Croire voir

Il y a une mystérieuse alchimie impliquée dans ce que nous appelons la vue normale, le duo œil / cerveau qui fonctionne bien. Chaque oeil humain a une tache aveugle près du centre du champ visuel. Ce n'est pas une vision périphérique ou une vue des marges. C'est juste au centre de l'expérience. L'œil ne connaît pas son propre angle mort, le confond avec la vision. L'œil de l'esprit ne donne pas non plus de sens à ce qui n'est pas vraiment là.

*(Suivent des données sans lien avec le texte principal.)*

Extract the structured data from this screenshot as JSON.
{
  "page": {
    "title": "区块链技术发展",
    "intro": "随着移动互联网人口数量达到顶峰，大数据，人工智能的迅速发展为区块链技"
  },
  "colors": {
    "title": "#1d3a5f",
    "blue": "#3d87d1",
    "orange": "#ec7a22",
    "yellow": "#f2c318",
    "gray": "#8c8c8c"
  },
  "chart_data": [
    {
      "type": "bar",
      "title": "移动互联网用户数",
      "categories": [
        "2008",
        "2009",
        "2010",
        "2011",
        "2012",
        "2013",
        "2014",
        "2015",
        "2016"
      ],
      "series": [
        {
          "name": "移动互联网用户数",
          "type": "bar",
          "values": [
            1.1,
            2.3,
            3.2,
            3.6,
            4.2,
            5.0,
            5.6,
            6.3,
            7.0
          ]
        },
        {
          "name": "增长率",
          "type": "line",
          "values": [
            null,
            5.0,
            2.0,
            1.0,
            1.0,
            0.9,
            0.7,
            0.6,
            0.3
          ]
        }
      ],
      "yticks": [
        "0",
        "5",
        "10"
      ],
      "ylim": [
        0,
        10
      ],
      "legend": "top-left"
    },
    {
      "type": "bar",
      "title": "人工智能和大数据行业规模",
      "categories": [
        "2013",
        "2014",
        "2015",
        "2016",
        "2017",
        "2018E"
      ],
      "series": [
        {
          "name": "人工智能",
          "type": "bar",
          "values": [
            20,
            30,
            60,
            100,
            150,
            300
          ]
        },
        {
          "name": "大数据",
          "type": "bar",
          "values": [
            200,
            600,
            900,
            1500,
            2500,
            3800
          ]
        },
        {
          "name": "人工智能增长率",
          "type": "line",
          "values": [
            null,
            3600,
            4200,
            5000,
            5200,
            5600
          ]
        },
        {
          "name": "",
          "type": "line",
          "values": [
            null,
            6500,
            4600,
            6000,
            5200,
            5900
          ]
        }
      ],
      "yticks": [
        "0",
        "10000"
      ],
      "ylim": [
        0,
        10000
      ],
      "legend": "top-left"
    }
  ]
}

Chaque cerveau humain remplit ce qui manque, aveuglant chacun de nous à notre propre angle mort [1]. Un paradoxe humain, chacun de nous voit où nous ne pouvons pas et ne le faisons pas. L'esprit est positif qu'il voit ce qui est vraiment là. L'arrogance de l'esprit humain, de l'œil humain est fermement enracinée dans la physiologie. De cette vision personnelle naît une vision du monde et une vie entière vécue. Pourtant, le centre ne tient pas parce qu'il n'existe même pas. Juste au milieu de l'univers de chaque personne se trouve un grand abîme sombre dans lequel chacun de nous doit inévitablement tomber inaperçu et inaperçu.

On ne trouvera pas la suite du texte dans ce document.